The operator of Berlin’s Tegel International airport, the primary airfield for commercial passenger service to the German capital, has decided to keep the Cold War-era facility open until November as travel restrictions ease following the global coronavirus pandemic.

Flughafen Berlin-Brandenburg (FBB) now says that the airport, where it had previously decided to suspend operations in June, will remain in use past the opening of the newly erected Berlin-Brandenburg International airport (BER). Berlin-Brandenburg was built to replace Tegel.

TEgel

Source: Flughafen Berlin-Brandenburg

Berlin-Tegel airport will remain open until 8 November

Last month, FBB’s shareholders had unanimously agreed to a temporary exemption from obligations to operate the old airport in the northwest of the city, allowing it to effectively shutter on 15 June.

That would have left the German capital without a major airfield for almost four months. Flights would have been operated in and out of Berlin-Schoenefeld, in the southeast, a much smaller facility than Tegel. Schoenefeld is also the site of BER, which is yet to open.

But on 3 June, FBB backtracked on its plan to close Tegel earlier, as demand for flights to Berlin begins to rise following the easing of lockdowns imposed by many European countries to stop the spread of the coronavirus. FBB has now decided Tegel will keep operating until 8 November, just over a week after BER is due to open.

The German government has said it will lift travel warnings for 29 European countries on 15 June, driving demand for the flights during the summer holiday travel season.

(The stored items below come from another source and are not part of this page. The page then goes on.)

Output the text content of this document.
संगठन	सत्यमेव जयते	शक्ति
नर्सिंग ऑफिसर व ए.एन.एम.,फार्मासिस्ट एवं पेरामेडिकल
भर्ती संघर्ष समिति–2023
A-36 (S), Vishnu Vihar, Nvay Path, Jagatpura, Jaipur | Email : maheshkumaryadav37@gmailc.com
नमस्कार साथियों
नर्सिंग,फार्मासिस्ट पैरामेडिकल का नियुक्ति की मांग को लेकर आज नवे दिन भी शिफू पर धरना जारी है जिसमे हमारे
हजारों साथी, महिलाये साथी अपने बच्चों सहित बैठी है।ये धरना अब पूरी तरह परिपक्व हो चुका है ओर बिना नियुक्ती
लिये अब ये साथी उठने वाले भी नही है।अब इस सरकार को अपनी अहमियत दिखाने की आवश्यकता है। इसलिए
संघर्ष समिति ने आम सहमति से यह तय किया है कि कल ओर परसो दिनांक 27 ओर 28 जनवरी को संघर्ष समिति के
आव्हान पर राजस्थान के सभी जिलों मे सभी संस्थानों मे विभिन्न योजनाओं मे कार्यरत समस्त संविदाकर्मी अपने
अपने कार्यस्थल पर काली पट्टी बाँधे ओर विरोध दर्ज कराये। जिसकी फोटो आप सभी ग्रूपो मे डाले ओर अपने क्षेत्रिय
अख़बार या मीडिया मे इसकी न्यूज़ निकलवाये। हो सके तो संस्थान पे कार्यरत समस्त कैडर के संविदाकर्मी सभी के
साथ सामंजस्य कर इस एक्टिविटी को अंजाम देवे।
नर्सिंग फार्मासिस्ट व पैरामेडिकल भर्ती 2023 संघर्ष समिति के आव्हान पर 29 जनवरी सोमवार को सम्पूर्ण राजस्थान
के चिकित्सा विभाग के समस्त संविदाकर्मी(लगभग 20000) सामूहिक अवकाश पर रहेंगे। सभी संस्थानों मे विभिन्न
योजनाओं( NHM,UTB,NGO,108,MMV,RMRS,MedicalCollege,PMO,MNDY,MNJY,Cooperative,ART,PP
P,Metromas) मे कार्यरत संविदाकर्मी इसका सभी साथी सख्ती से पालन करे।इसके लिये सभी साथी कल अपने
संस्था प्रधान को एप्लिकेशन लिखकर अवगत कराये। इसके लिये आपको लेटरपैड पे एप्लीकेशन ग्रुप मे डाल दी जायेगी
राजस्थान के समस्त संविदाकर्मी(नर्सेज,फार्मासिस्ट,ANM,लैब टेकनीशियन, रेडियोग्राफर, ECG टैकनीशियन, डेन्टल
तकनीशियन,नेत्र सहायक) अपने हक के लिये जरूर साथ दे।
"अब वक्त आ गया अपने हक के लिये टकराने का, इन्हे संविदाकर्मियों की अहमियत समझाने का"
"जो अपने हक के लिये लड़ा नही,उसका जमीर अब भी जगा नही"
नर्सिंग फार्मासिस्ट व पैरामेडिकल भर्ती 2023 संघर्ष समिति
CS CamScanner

“In the last few days there has been more information about the recovery of aviation,” FBB chief executive Engelbert Luetke Daldrup said on 3 June. “Air traffic will continuously rise over the summer. At the end of July we will probably have so many regular flights that we will need both airports to process them under current [coronavirus] conditions.”

Daldrup says the two Berlin airports could see as many as 100 flights per day by July, and process about 20,000 passengers. That is up from the current 3,000 passengers per day but far lower than the 100,000 passengers prior to the pandemic.

The new Berlin-Brandenburg airport has had a troubled history, with its official opening delayed for eight years. Construction and design problems as well as numerous management changes slowed completion. It is now scheduled to open on 31 October.